Application de la règle des "3R"
1. Remplacement
L’impact du tempérament des poulettes sur le comportement de picage sévère ultérieur ne peut être évalué que par des essais sur animaux vivants. De plus, le projet concerne spécifiquement l’espèce de la poule domestique.
2. Réduction
Ce protocole expérimental est pensé de façon à minimiser le nombre de poules utilisées tout en conservant un effectif suffisant pour être à minima représentatif des conditions d’élevage et pour avoir des résultats statistiquement significatifs. Le tempérament est propre à chaque individu. Il existe donc une forte variabilité interindividuelle qui nécessite l’implication d’un nombre suffisant d’animaux. Ce projet impliquera donc au total 224 poules, dont parmi elles 200 seront suivies et testées. L’analyse des résultats d’une étude préliminaire nous a permis de conclure que 200 individus étaient un minimum pour nous permettre de différencier statistiquement des poules avec un tempérament « très piqueur » d’un tempérament « peu piqueur » (prévalence de 10% d’individus très piqueurs au sein d’un lot, d’après une étude précédente). Les 24 poules surnuméraires permettent d’augmenter la taille de groupe pour provoquer davantage de comportements d’interactions sociales entre les poules et serviront d’individus familiers lors de deux tests comportementaux impliquant les individus suivis.
3. Raffinement
Le raffinement des conditions d’hébergement visera à assurer au sein du parc des conditions similaires à celles rencontrées sur le terrain en élevage standard avec des pratiques un peu améliorées (présence de perchoirs dès le stade de poulettes, suivi rapproché quotidien). La densité d’élevage sera très légèrement plus faible que celle rencontrée sur le terrain afin de nous permettre de mieux observer les animaux : 14 poulettes/m² au lieu de 16. Un contrôle des paramètres d’ambiance sera fait quotidiennement de manière automatique dans toutes les salles. L’alimentation et la conduite des animaux seront adaptées à la génétique utilisée en suivant son cahier des charges. Les poules feront l’objet de visites quotidiennes pour la surveillance afin de mettre fin immédiatement aux souffrances des individus malades ou blessés et pour l’entretien (nourrissage, nettoyage, tests). Des visites supplémentaires seront instaurées au besoin selon l’évolution de leur état de santé. L’examen individuel comprendra : une observation des points limites associés au suivi du picage ou à un état léthargique. De plus des observations quotidiennes sont prévues par analyse de vidéo pour suivre l’évolution des comportements de picage. Aussi, lors des tests comportementaux individuels, l’isolement social ne sera que visuel. Les tests seront conduits dans la même salle que l’enclos de vie, ce qui permettra aux animaux de garder un contact auditif et olfactif avec leurs congénères.

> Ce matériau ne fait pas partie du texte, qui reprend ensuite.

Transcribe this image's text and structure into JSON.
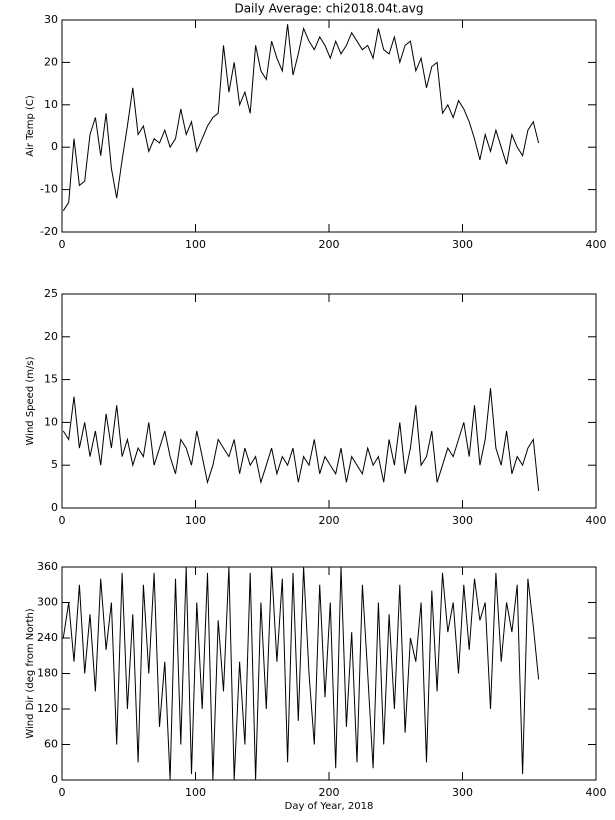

Expliquer le choix des espèces et les stades de développement y afférents.
Ce projet concerne directement la filière d’élevage de poules pondeuses, affectée par la problématique du picage sévère qui est une vraie problématique de santé et bien-être animal et de perte économique en élevage. Le projet vise donc à l’élaboration d’une grille pour évaluer le risque de picage dès le stade de poulettes sur la base de tempéraments. Cette évaluation précoce leur permettra de ne pas attendre les premiers signes visuels de picage sévère pour prendre des mesures de régulations nécessaires du picage. La poule pondeuse est l’espèce cible et est donc la seule espèce adaptée aux objectifs et aux conditions de la procédure expérimentale. Une souche très répandue dans la filière d’élevage française, plus sujette au picage, a été choisie pour le projet. Les animaux seront élevés dès leur arrivée en tant que poussins de 1 jour jusqu’à 36 semaines au maximum. Cela nous permettra ainsi de confirmer le lien entre les indicateurs de la grille présumant le tempérament « piqueur/non piqueur » des poulettes et la présence/absence réelle de ce comportement de picage à un stade plus avancé, chez la poule pondeuse, là où il est censé se produire plus fréquemment qu’au stade poulettes.